Article by Julia Bąk.
The already strained global oil and gas market is sent spiralling again as Russia wages barbaric war against Ukraine. The cost of an oil barrel soared above $105, after exceeding the exorbitant price of 100$ earlier this week, amidst the global conflict-induced anxiety.
The prices on the global oil and gas market have been gradually reaching new heights since the beginning of the pandemic, showing the signs of an inevitable increase even before the COVID-19 started. The highly anticipated shift towards green energy caused a sharp decline in expansion and exploration investments amongst non-renewable energy giants. As a result, we have seen a global investment in this sector cut in half from its 2014 $800bn levels. The natural decline in output which ensued, coupled with the majority of OPEC producers not being able to meet their production targets since July 2021 resulted in countries depleting their energy reserves. Currently, as the demand for energy rises to the pre-pandemic levels, we are inevitably facing energy shortages, which in turn cause skyrocketing prices.
The already-tight situation in the global energy market is now exacerbated by the violent conflict between Russia and Ukraine, started arbitrarily by Putin. Russia is the third biggest supplier of oil in the world and provides 40% of all European Union oil, making the continent highly dependent on its consistent supply. On the 22nd of February Germany, which is strongly dependent on Russia for its energy, halted the controversial NordStream 2 project. After Russia attacked Ukraine on Thursday 24th February, further sanctions are likely to follow from other European countries, as well as the United States. The heated geopolitical situation made the already elevated prices of a barrel of oil jump $10 over the recent week only.

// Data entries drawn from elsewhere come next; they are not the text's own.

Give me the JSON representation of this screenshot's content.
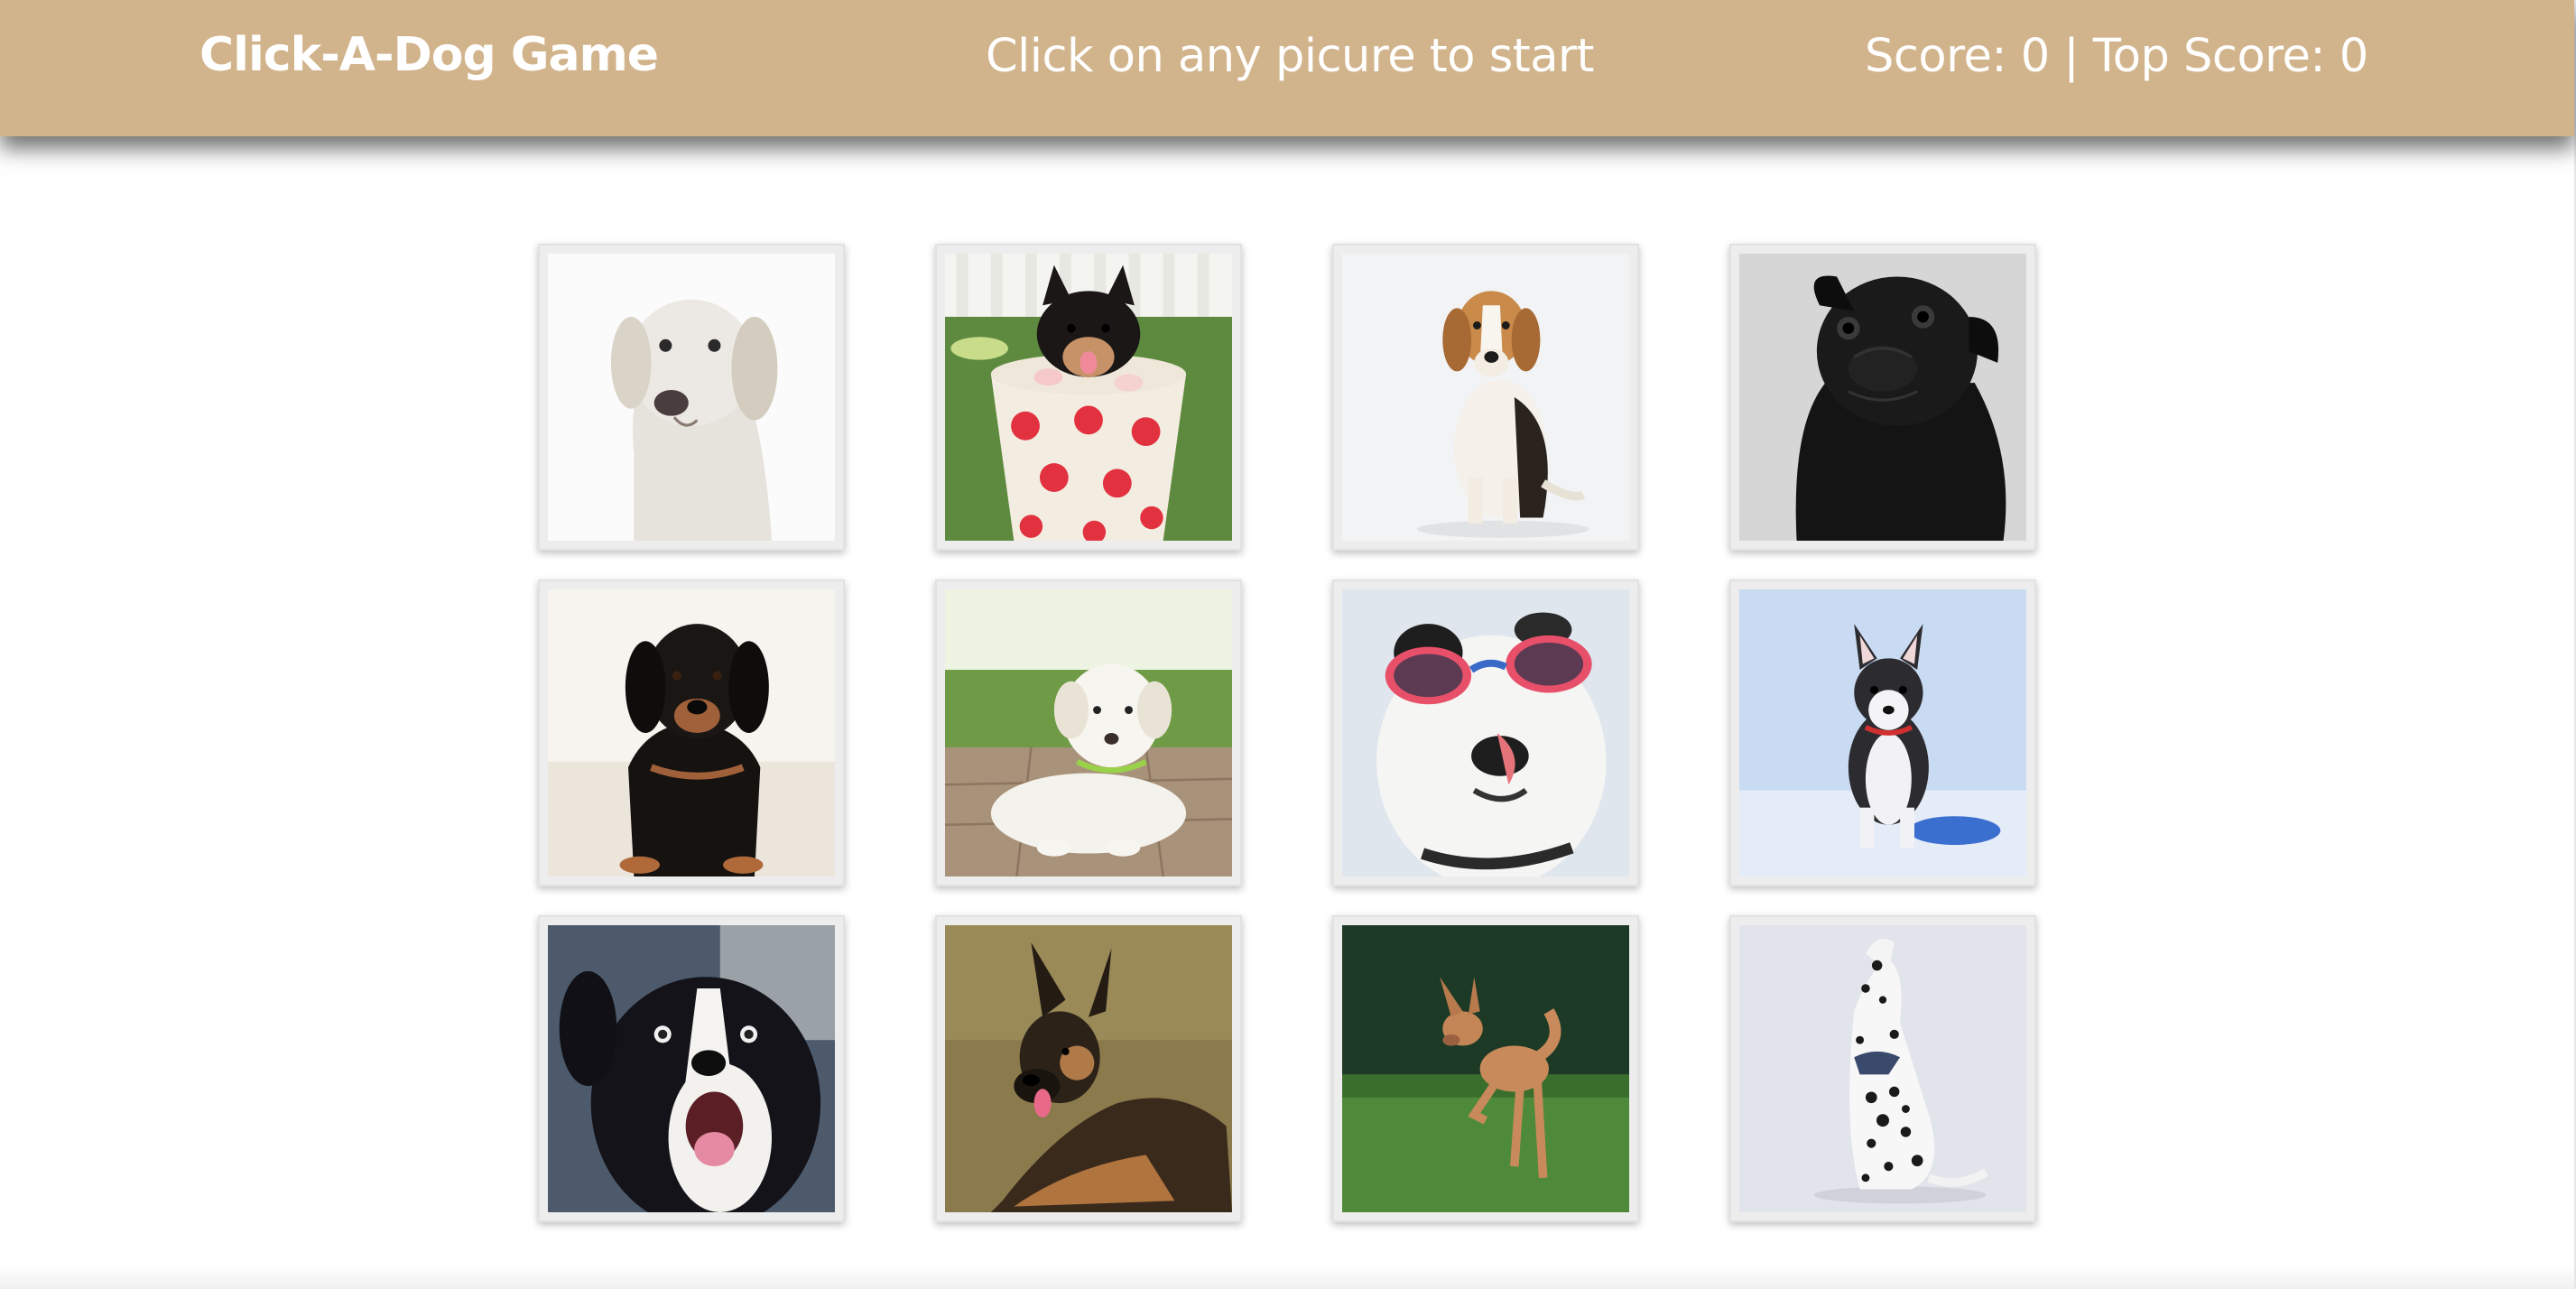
{
  "navbar": {
    "brand": "Click-A-Dog Game",
    "message": "Click on any picure to start",
    "score_label": "Score: 0 | Top Score: 0"
  },
  "colors": {
    "navbar_bg": "#d2b48c",
    "navbar_text": "#ffffff",
    "card_border": "#e2e2e2"
  },
  "cards": [
    {
      "icon": "golden-retriever-photo"
    },
    {
      "icon": "puppy-in-polka-dot-cup-photo"
    },
    {
      "icon": "beagle-photo"
    },
    {
      "icon": "black-pug-photo"
    },
    {
      "icon": "dachshund-puppy-photo"
    },
    {
      "icon": "white-labrador-puppy-photo"
    },
    {
      "icon": "dog-with-sunglasses-photo"
    },
    {
      "icon": "husky-puppy-in-snow-photo"
    },
    {
      "icon": "border-collie-photo"
    },
    {
      "icon": "german-shepherd-photo"
    },
    {
      "icon": "jumping-tan-dog-photo"
    },
    {
      "icon": "dalmatian-photo"
    }
  ]
}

Although the military operations are unlikely to directly affect the supply of gas that flows through Ukrainian territory, the energy prices are expected to rise even higher as a result of possible Russian economic retaliation. Faced with sanctions from other geopolitical powers, Putin is likely to use high oil and gas prices as a weapon, limiting its supply for European countries (which, according to Ursula von der Leyen, he has already been doing for the past couple of months). After a prolonged period of elevated energy prices, Russia has accumulated high reserves of capital, which would cushion it from the potential lack of funds from the West. This means that an energy shock from Putin is highly likely.
If the worst scenario materialises, and Russia cuts its energy supply for the EU, it will first affect the countries which rely on its supply the most. Those include Slovakia, Austria and parts of Italy, but also Germany which due to its decision to retreat from nuclear energy, is now highly reliant on imported natural sources of energy. The energy shortage caused by Russian absolute withdrawal would need to be recompensed with imported Liquified Natural Gas from countries such as the United States, Qatar, Egypt, and Azerbaijan. Those imports, bringing additional costs, coupled with depleted national energy stocks, would mean another fundamental increase in energy prices all over the continent.
Although the UK imports only 5% of its gas from Russia, the ripple effect caused by the rising energy prices in the rest of Europe would affect it, leaving the country in potentially worse condition than its continental counterparts. One of the reasons for that is the UK’s recent departure from the European Union. If the EU implements measures focused on swift imports of LNG, the UK which is now outside the alliance would be largely side-tracked, facing exponential costs connected to increased demand and scarce supply. On top of that, the UK has very limited energy storage potential, forcing it to import all of its energy “on the go” and pay the required price. This will inevitably contribute to the ongoing standard of living crisis, caused by inflation, Brexit and the post-pandemic reality.
In the light of the recent events, Europe is facing a deep political and economic crisis. The current fear of increased energy prices is a direct outcome of European dependency on Russia in the oil and gas sector, and the lack of diversification of its energy providers. The post-pandemic recovery which only now began to gain pace will be violently halted, and any further military aggression towards Ukraine will only add the economic pressure to already strained communities around Europe. The economic threat, however great, does not amount to the sheer terror of war tormenting Ukraine, tearing the current European peace and stability apart. In the war when there will be no winners, we may yet be faced with the enormous scale on which we will all lose.